AmNews: How can people from the community find out about and apply for help from Greenhope Services for Women?
AE: They can go to Greenhope.org, where there is an online application. Or a woman from the community can just come to the admission office.
AmNews: You will offer an amazingly diverse selection of classes-yoga, gardening, cooking, art, African dance, technology, pre-GED, GED, Degree for Me, tutoring, book clubs. Who will teach these?
AE: Dr. Peggy Robinson, doctor of Chinese medicine-she does massage therapy and acupuncture. She has licensed people come in for pilates and tai chi, licensed family therapists for substance abuse and family therapy.
AmNews: When people graduate from your facilities, are they mainstreamed back into the workforce?
AE: We get jobs and housing for them.

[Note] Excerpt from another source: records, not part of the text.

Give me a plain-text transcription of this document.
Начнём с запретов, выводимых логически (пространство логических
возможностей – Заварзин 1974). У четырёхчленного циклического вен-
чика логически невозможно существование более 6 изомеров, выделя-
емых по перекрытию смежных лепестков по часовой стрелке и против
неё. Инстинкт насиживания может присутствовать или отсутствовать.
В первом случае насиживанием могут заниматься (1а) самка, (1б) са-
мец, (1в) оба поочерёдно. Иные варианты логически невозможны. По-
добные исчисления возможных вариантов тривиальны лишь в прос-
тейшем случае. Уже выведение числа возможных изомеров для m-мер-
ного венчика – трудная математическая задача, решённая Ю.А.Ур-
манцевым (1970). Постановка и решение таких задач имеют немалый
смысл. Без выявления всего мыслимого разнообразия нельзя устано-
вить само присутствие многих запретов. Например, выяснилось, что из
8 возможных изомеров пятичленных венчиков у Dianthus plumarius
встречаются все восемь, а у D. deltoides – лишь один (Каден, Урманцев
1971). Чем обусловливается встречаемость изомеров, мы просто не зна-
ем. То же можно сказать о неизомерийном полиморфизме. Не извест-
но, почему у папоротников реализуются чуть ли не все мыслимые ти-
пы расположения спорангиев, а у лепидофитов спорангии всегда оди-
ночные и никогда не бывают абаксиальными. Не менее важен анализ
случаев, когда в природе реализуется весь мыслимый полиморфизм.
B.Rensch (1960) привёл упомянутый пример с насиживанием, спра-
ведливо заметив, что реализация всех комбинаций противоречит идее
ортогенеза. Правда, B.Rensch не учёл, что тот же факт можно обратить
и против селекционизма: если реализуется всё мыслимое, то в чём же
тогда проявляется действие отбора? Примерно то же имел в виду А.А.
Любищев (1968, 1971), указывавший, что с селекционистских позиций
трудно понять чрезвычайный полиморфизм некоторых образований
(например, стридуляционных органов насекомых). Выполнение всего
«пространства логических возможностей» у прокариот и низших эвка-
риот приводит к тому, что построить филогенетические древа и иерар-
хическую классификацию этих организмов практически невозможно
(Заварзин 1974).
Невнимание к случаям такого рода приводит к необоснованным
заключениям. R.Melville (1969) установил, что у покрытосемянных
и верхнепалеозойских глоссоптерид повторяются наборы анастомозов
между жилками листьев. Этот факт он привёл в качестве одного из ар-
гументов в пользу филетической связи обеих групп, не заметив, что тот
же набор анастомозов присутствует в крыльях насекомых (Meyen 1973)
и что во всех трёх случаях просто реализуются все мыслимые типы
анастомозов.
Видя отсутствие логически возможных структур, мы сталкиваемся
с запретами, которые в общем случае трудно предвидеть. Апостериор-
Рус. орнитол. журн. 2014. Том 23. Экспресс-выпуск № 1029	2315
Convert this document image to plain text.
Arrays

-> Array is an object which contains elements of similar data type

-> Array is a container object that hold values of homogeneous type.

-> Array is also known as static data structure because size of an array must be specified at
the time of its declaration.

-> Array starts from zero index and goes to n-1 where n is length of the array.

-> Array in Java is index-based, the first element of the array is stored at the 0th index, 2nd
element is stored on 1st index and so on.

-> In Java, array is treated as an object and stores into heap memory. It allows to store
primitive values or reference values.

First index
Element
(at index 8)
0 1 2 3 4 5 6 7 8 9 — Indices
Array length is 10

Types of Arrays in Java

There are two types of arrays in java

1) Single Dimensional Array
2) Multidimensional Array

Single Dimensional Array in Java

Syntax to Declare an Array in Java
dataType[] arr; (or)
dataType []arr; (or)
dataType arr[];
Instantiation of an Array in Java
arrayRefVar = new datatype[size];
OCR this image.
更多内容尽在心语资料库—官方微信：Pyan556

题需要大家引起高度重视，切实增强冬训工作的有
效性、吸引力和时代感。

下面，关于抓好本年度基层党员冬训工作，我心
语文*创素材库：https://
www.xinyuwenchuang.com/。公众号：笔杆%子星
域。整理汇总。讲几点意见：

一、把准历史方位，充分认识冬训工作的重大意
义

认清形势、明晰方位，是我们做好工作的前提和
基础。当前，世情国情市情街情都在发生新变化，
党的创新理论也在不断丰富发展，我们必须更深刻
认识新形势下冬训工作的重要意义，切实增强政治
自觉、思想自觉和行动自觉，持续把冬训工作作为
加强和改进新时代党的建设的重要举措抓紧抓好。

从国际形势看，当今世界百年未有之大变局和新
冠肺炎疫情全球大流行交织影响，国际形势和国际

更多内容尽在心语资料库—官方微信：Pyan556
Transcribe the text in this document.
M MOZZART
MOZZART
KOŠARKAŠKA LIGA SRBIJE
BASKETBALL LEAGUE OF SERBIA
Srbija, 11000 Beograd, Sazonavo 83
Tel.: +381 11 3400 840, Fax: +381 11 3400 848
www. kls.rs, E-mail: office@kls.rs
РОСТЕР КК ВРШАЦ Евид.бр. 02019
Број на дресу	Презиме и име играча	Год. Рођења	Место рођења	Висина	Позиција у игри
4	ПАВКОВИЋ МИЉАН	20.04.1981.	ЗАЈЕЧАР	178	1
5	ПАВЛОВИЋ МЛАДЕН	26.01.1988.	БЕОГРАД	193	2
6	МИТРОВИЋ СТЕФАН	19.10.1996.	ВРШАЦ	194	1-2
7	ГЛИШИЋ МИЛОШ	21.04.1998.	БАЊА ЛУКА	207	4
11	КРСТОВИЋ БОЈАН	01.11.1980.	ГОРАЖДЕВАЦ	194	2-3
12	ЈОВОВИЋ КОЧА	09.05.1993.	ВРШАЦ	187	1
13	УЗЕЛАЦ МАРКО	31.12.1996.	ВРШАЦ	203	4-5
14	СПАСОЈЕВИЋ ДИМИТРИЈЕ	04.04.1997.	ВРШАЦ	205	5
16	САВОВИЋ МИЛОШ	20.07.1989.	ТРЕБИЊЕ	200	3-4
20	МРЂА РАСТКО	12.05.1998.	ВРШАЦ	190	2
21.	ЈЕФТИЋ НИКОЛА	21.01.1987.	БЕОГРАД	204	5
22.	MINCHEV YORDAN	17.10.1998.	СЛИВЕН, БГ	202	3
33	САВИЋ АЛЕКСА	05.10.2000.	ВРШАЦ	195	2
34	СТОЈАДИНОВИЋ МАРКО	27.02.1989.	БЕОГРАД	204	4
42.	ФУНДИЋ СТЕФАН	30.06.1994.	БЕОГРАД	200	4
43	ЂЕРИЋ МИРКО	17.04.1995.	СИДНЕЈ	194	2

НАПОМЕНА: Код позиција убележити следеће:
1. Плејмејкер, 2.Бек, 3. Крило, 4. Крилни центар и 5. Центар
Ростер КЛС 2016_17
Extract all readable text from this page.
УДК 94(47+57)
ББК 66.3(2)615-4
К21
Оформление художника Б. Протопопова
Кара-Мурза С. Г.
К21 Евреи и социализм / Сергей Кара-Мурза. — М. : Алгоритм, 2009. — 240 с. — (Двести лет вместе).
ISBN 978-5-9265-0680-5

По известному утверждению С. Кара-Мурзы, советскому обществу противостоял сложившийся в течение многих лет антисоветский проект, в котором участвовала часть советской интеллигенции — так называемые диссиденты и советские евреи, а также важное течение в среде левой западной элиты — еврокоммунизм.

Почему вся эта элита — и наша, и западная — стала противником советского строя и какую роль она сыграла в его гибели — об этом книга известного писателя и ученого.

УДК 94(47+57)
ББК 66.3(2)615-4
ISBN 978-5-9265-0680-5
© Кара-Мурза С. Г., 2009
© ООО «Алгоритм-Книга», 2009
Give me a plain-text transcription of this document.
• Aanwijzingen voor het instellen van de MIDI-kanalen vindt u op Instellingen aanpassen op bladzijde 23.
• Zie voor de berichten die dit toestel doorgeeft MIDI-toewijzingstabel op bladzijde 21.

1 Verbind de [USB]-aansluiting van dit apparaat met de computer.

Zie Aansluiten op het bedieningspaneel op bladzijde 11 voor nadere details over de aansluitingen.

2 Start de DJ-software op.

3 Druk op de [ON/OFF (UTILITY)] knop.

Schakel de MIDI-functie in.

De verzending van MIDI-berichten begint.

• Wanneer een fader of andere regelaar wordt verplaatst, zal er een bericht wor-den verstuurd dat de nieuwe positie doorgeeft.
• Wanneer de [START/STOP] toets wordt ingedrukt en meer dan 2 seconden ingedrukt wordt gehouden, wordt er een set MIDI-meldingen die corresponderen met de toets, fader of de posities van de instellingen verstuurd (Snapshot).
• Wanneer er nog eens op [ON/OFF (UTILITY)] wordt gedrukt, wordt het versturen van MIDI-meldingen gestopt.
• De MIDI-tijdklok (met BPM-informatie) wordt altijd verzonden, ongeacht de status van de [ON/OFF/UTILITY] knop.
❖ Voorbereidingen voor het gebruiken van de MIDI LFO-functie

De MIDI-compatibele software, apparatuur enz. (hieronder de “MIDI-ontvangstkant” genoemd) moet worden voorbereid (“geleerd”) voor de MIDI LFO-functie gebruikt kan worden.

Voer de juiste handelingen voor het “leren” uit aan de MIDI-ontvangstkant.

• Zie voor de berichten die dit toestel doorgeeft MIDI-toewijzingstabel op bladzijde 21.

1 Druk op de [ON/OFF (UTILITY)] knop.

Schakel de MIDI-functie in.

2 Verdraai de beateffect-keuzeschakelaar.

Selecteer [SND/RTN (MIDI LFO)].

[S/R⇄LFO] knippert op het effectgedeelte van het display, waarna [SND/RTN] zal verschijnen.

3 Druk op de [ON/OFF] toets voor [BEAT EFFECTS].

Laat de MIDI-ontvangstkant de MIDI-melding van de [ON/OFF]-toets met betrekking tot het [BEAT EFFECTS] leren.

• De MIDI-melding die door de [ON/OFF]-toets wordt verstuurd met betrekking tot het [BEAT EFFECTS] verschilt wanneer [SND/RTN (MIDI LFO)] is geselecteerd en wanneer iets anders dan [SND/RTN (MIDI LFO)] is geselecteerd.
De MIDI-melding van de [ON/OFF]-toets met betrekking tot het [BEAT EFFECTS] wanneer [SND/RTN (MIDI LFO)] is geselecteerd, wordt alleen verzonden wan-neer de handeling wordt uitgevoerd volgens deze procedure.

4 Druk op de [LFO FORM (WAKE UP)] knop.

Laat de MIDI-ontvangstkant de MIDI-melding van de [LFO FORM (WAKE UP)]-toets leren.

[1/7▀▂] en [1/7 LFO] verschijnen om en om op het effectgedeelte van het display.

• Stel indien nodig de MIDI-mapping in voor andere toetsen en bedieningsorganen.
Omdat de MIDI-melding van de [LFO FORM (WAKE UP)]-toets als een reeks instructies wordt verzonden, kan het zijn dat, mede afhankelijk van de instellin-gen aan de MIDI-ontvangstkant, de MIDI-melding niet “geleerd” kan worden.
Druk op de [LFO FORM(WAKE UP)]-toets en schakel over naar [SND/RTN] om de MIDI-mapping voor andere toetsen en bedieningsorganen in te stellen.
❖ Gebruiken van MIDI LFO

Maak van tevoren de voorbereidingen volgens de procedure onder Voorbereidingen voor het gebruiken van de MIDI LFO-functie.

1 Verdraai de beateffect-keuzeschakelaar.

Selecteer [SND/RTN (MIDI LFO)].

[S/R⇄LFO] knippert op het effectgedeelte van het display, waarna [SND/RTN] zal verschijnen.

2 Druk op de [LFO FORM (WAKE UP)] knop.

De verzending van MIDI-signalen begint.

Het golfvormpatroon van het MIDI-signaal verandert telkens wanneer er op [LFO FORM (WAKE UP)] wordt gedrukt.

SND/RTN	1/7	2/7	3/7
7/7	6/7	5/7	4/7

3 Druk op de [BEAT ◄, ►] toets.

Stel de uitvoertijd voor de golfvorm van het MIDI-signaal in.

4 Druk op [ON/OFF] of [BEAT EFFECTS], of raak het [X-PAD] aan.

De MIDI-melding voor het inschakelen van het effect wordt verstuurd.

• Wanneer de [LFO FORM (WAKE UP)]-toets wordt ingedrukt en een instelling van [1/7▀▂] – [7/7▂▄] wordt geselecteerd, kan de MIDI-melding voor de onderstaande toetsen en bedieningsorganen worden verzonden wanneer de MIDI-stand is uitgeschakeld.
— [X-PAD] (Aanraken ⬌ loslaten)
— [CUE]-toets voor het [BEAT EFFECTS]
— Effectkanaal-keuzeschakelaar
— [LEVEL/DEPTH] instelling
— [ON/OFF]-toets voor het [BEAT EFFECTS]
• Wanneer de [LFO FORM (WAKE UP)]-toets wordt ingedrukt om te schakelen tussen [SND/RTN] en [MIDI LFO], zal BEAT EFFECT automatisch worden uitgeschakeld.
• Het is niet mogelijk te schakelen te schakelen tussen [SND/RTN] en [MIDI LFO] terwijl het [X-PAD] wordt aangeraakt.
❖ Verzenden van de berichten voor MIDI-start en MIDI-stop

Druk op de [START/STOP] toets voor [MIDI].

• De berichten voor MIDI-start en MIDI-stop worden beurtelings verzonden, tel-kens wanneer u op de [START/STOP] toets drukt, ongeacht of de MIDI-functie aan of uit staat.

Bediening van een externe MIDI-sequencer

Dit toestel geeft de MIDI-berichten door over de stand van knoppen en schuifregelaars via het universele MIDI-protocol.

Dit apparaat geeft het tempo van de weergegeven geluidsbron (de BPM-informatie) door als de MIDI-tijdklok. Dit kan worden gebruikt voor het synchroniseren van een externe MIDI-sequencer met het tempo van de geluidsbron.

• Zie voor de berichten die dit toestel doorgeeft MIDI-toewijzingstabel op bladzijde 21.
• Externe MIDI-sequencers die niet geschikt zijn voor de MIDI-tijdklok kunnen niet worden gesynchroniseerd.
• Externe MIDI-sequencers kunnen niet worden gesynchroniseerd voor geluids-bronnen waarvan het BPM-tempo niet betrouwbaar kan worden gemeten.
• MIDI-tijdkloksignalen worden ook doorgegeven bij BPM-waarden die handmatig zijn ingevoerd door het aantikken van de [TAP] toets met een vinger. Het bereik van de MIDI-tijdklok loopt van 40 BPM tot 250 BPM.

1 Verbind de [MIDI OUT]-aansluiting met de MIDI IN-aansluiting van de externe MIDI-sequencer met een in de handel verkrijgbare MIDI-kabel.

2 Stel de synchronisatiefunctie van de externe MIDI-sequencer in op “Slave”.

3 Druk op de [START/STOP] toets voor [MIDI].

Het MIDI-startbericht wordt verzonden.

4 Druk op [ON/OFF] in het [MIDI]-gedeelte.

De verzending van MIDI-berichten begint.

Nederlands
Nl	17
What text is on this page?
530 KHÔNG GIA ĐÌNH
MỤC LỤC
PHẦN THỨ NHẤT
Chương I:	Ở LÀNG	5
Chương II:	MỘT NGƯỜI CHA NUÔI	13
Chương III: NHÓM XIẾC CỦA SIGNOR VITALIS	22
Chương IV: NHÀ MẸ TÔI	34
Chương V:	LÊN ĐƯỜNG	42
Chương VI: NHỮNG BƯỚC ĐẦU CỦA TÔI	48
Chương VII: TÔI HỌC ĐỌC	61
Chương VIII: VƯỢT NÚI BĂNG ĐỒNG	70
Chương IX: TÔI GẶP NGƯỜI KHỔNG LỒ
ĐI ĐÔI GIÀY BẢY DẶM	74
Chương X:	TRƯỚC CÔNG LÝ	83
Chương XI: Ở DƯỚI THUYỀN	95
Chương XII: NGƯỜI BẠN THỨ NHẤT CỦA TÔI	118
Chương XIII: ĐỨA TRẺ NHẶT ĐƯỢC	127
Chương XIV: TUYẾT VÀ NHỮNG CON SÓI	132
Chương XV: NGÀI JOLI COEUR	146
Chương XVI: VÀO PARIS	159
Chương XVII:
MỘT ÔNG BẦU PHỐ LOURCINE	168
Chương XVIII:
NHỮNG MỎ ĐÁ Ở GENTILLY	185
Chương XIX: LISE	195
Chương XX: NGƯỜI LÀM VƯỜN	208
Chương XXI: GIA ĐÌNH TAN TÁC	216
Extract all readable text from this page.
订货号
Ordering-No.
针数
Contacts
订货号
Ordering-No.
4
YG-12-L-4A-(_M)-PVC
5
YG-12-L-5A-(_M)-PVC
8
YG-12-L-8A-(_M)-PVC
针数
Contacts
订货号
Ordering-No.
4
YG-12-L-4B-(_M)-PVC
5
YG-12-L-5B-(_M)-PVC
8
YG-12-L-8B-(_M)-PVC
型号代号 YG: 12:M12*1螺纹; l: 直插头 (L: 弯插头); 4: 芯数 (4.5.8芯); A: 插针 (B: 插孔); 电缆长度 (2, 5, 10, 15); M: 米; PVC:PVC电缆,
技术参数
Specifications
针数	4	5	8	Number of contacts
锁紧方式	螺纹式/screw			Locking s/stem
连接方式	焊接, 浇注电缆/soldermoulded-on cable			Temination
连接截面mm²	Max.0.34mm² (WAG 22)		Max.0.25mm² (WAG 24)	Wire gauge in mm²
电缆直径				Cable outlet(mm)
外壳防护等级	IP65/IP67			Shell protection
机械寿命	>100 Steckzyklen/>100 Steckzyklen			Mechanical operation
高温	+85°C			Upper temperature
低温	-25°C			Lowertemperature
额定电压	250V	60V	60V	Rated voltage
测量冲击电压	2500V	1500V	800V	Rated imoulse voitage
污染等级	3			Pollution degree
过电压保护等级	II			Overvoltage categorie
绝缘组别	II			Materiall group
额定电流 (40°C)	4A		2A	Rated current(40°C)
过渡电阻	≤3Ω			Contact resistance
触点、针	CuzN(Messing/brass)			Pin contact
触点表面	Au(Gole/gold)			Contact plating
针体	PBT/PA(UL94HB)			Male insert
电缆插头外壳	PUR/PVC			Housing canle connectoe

We have a phenomenal alumni association. They come back two times a month to give back to the women who are in the program. When our current clients hear graduates talk, there’s nothing to describe what it does for the other. They are getting their lives together.
The alumni association just got their first grant, for $20,000, from the Presbyterian Church. They pay a stipend to each alumnus who escorts a woman to a critical appointment, like going to criminal and family court. At court we try to make sure that they don’t lose custody of their children.
Tonight at 6 p.m., join Greenhope Services for Women at Kandake House for a special fundraising benefit concert entitled “Women Who Fly,” with a performance by Nona Hendryx. It promises to be an evening of music and festivities with some celebrities expected.
Greenhope Services for Women was established in 1975 in East Harlem as a comprehensive treatment program serving formerly incarcerated women and women from the community seeking substance abuse treatment. The mission of Greenhope is to empower women involved in substance abuse and the criminal justice system to reclaim their lives, reunite with their families and rebuild their communities.
Traditional services include residential and day treatment, outpatient services, drug and alcohol counseling, family and criminal court advocacy, case management/benefits assistance, permanent and transitional housing, vocational and educational programs, domestic violence education and prevention, family therapy and reunification, aftercare programs, on-site medical assistance, HIV prevention and education services, nutritional health and 12-step programs.
Greenhope sees outstanding results. It maintains a 75 percent completion rate among parolees and a recidivism rate of less than 10 percent, significantly lower than the 50 percent rate typical of this population without reentry services. This year, Greenhope achieved a 65 percent job placement rate for its clients.